La Organización Panamericana de la Salud (OPS) -organismo especializado en salud de la Organización de Estados Americanos y Oficina Regional para las Américas de la Organización Mundial de la Salud (OMS)- presentó sus Informes Anuales de País 2025. Bajo el lema “Hacer de la salud un compromiso para todas las personas”, estos documentos recogen los principales resultados de la cooperación técnica, evidencia de impacto, experiencias desde el terreno y acciones adaptadas a las prioridades y contextos de cada país.
Con más de 120 años de historia -fue la primera agencia sanitaria multilateral, creada en 1902-, la OPS cuenta con 35 Estados Miembros, 27 representaciones en los países, dos centros especializados y más de 180 centros académicos colaboradores.
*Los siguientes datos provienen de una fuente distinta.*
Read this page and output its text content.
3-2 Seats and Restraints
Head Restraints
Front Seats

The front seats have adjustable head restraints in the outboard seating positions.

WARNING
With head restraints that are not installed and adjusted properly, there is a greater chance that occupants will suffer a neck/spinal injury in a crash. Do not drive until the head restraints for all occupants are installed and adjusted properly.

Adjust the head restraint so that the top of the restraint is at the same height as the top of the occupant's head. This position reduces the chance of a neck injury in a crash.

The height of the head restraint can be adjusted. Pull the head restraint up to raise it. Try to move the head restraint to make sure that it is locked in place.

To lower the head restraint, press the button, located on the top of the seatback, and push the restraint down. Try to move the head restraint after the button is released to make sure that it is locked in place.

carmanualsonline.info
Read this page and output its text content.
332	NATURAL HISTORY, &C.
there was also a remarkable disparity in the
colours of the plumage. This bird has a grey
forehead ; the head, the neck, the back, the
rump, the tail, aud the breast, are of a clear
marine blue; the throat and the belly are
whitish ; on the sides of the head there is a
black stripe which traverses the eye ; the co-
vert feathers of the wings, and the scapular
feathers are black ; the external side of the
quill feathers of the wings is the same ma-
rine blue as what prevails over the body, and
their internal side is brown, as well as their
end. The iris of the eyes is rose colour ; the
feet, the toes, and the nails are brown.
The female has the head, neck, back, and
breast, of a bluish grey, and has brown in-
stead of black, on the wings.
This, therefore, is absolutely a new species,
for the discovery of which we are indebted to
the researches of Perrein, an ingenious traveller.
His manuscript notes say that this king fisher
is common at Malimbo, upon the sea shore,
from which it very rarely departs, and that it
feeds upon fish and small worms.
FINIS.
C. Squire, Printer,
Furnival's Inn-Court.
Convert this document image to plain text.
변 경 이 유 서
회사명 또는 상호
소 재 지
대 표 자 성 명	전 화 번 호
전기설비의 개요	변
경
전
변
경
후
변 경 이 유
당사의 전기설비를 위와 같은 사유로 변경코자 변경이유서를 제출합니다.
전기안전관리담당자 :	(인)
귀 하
Su labor se basa en ser un intermediario honesto, un socio de preferencia, y poner énfasis en los países con cooperación técnica centrada en sus necesidades.
En la presentación de los informes, el director de la OPS, Jarbas Barbosa da Silva Jr., reflexionó: “Al mismo tiempo que abordamos los desafíos estableciendo ajustes institucionales, se alcanzaron logros relevantes en materia de salud que evidencian el valor de la solidaridad regional y la resiliencia colectiva”. Destacó la ampliación del acceso a tecnologías esenciales a través de los Fondos Rotatorios Regionales, el fortalecimiento de la salud digital, la atención primaria y la salud mental, y los avances hacia la eliminación de más de 30 enfermedades priorizadas para 2030.
Cuba: logros y hitos en 2025
El informe de Cuba, presentado por el representante de la OPS/OMS en el país, Mario Cruz Peñate, subraya que, aun en un contexto económico complejo, se alcanzaron hitos relevantes. Entre ellos: la introducción de la vacuna contra el VPH en el Programa Nacional de Inmunización para niñas de nueve años, con apoyo financiero de GAVI y acompañamiento técnico de la OPS. Hasta diciembre de 2025 se aplicaron 41022 dosis, con una cobertura del 76,6 por ciento.
Otro de los hitos fue la activación por primera vez en Cuba del mecanismo de Acción Anticipatoria del Fondo Central de Respuesta a Emergencias de la ONU (CERF) ante el huracán Melissa, que aportó USD 440000 para proteger servicios de salud. La OPS también movilizó otros USD 700000 del CERF, junto con aportes de ECHO, el Gobierno de Corea, la Iglesia de Jesucristo de los Santos de los Últimos Días y Global Links.
De igual forma, se logró la adquisición de más de 9300 kg de medicamentos (incluidas vacunas) a través de la OPS, priorizando fármacos para tuberculosis, hepatitis C y más de diez vacunas; la actualización del Plan Estratégico Nacional de Enfermedades No Transmisibles; el fortalecimiento de la comunicación de riesgos mediante un proyecto de cooperación con México; la consolidación del enfoque “Una sola salud”, con proyectos como SAT-DENCLIM (alertas tempranas de dengue) y la incorporación de Cuba al Marco de Preparación para una Influenza Pandémica de la OMS y el apoyo a la V Convención Internacional Cuba Salud 2025, donde la OPS fue patrocinador estratégico.
Historias desde el terreno
El informe incluye relatos comunitarios que ilustran el impacto de la cooperación. En el barrio Jesús María de La Habana Vieja, líderes vecinales participaron en el sistema de alerta temprana para el dengue SAT-DENCLIM. Adolescentes de Las Tunas y Granma fortalecieron sus conocimientos en salud sexual y reproductiva a través de talleres apoyados por la OPS y la Agencia Española de Cooperación Internacional. Y en la escuela primaria Rafael María de Mendive, Chanel Ramos fue la primera niña en recibir la vacuna contra el VPH, acompañada por su madre, quien destacó: “Prevenir el cáncer cervicouterino es fundamental”.
Socios estratégicos
La OPS destaca la colaboración en Cuba con el Ministerio de Salud Pública, la Agencia Española de Cooperación, GAVI, la Unión Europea, el Gobierno de Australia, el Gobierno de Corea, Global Links, la Iglesia de Jesucristo de los Santos de los Últimos Días, OCHA y el CERF, entre otros.
Más allá de los números y los hitos, estos informes anuales representan una herramienta fundamental de rendición de cuentas y transparencia. La OPS no solo documenta lo que hizo, sino también cómo lo hizo: en diálogo permanente con los gobiernos, las comunidades y los socios estratégicos. Cada página refleja el valor agregado de una cooperación técnica que se construye desde las necesidades reales de cada territorio. En un escenario regional marcado por desigualdades persistentes y amenazas sanitarias emergentes, disponer de registros claros, verificables y adaptados a cada contexto no es un lujo: es una condición para aprender, corregir y avanzar.